I'm thinking back to the times that I first learned how to do certain things-walking, running, rollerskating, driving, etc. Transitioning to the next step is always kind of awkward. Beginnings are all that way. They are uncomfortable, abnormal, and down right difficult sometimes!

I moved to Florida in July. Many months prior to this big move, I struggled with questions:
 Is this really where I am suppose to go? Am I being called to serve Him clear across the country? Can God use me this far from home? Am I going to be alone? Is this really God's Will for my life? 
I can't even begin to count on my two hands the amount of times I wrote down the pros and cons of such a major life decision. It was confusing and frustrating, yet it was the biggest decision I have ever had to make in 21 years. Not only was it the biggest decision but it was also the easiest.

Yes, you read correctly! All of my questions seemed to cease when I came across a familiar verse. Philippians 4:7 says, "And the peace of God, which passeth all understanding, shall keep your hearts and minds through Christ Jesus." At this point, I realized that I didn't need every single one of my questions to be answered but if I wanted peace, then I had to release myself of doubt. I had to let go of every question because in reality, that perfect peace that passes all understanding is the same peace that doesn't HAVE to understand everything. Knowing that I was going exactly where I was suppose to go and doing what I was suppose to be doing was enough for me.

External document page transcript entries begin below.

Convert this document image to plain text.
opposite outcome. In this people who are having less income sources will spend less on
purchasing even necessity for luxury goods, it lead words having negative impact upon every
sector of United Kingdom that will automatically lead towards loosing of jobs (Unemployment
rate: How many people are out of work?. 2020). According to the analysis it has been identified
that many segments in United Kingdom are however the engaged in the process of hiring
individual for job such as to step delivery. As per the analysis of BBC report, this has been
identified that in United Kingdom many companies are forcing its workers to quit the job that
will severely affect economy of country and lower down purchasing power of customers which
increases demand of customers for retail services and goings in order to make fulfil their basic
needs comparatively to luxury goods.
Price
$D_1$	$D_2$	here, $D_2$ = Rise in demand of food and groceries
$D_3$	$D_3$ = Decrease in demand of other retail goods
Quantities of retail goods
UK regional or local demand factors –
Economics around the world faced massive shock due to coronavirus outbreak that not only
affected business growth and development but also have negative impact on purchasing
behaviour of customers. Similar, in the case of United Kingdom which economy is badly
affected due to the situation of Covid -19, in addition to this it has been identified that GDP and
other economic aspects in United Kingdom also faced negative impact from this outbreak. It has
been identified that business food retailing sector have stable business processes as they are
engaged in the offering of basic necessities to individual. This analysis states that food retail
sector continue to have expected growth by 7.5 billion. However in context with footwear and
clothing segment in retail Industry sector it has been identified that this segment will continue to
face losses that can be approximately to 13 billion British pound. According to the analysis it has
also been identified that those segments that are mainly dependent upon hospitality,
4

Encouraged. Strong. Determined. All the things one would think I would be feeling. I was fearful, anxious, and worried. I was saying "YES" to God's Will. Yes, God was leading me away from those I hold close to my heart. Yes, He has protected, guided, and directed me up to this point. And yes, I wanted this. I was scared out of my mind. I wasn't scared of teaching because with God's calling comes God's enabling. I wasn't afraid of being alone because He promised me long ago that He would never leave me nor forsake me.

I was afraid of the unknown. Isn't everyone? I wanted to know what was going to happen, what to expect, what to anticipate. In Acts 20:22, Paul made the story of his own life clear by saying, "...I go bound in the spirit unto Jerusalem, not knowing the things that shall befall me there:" I didn't know then, nor do I even know now, what God was or is going to do with me in Florida-in my "Jerusalem". But I'm excited about it!

I knew God was leading me away from the place and people that I hold close to my heart, but He has also given me more people to fill my heart with. I knew that He had always protected, guided, and directed me and He will continue to do that no matter where He takes me. And I still wanted this-God's Will-more than I've ever wanted anything else.

I thought walking, running, and driving-all of those "beginnings"-were awkward and difficult moments in life but moving across the country definitely has got them beat! These moments were also the start of something extraordinary. I'm beyond blessed to be on this beautiful journey and I wouldn't trade it in for anything!

Because of His infinite love and His amazing grace, I will forever be....Anchored in Him.